I immediately took it up with the orphanage staff, and they notified the police. They searched for the girl for weeks, but because of the torrential snow, her tracks were covered, and the case went cold. The law gave up the search assuming the worst. In all likelihood, she had died from hypothermia somewhere out in the snowy wilderness.
I cried for weeks, wishing that I'd had just been there for her; then I could've gone with her, and if she died, I could've died alongside her.
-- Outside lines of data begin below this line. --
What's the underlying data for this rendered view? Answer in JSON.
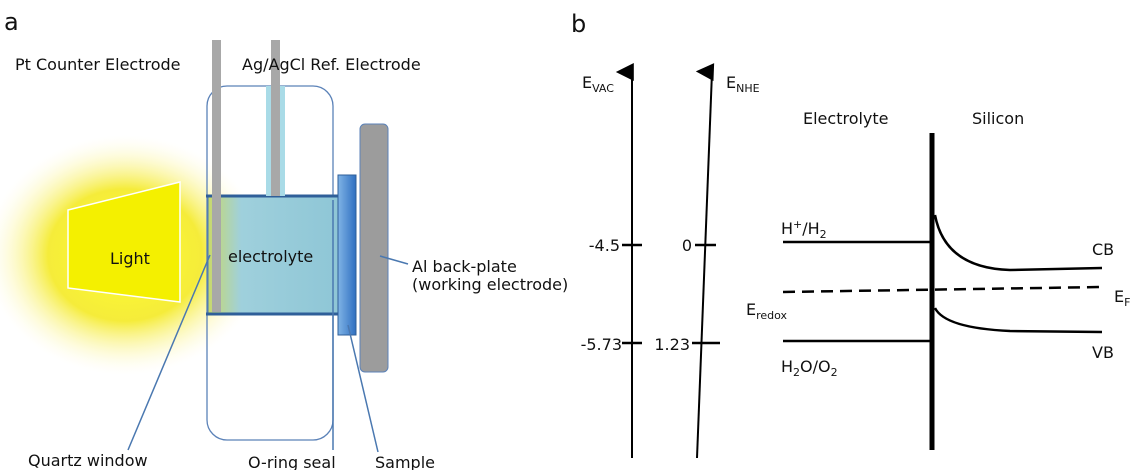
{
  "panel_a": {
    "label": "a",
    "pt_electrode": "Pt Counter Electrode",
    "ref_electrode": "Ag/AgCl Ref. Electrode",
    "light": "Light",
    "electrolyte": "electrolyte",
    "back_plate": "Al back-plate",
    "back_plate_note": "(working electrode)",
    "quartz": "Quartz window",
    "oring": "O-ring seal",
    "sample": "Sample"
  },
  "panel_b": {
    "label": "b",
    "e_vac": {
      "main": "E",
      "sub": "VAC"
    },
    "e_nhe": {
      "main": "E",
      "sub": "NHE"
    },
    "electrolyte": "Electrolyte",
    "silicon": "Silicon",
    "vac_upper": "-4.5",
    "nhe_upper": "0",
    "vac_lower": "-5.73",
    "nhe_lower": "1.23",
    "h_couple": {
      "a": "H",
      "sup": "+",
      "b": "/H",
      "sub": "2"
    },
    "o_couple": {
      "a": "H",
      "sub1": "2",
      "b": "O/O",
      "sub2": "2"
    },
    "cb": "CB",
    "vb": "VB",
    "ef": {
      "main": "E",
      "sub": "F"
    },
    "eredox": {
      "main": "E",
      "sub": "redox"
    }
  }
}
The years went on, and I dropped out of high school with F-grades in every class. As soon as I turned eighteen and became independent in the eyes of the law, the orphanage was more than happy to throw my worthless ass out onto the streets.
Immediately filing for welfare, I spent the next ten years binging anime and reading manga in the dark confines of a motel owner's basement. The man took pity on me and let me stay there as a permanent resident as long as I paid for rent.
More years passed, and I had gradually started to forget people's names and faces. The self-isolation nearly made me forget about the outside world altogether. I couldn't remember my dad, mom, grandmother, dog, or best friend's name or face. There was only one name and face I could remember: Eric Miller's.
How could I forget them? His name, his face not unlike mine, Tubbs Hill, and all the events that took place that day were forever etched into my soul. I saw it clear as day whenever I closed my eyes. It was part of who I was, who I'd become; without those experiences, I, as I, was would not exist.
I was a pitiful coward who'd let people die just so that I could save my own hide. That was me, I'd proved it so over and over.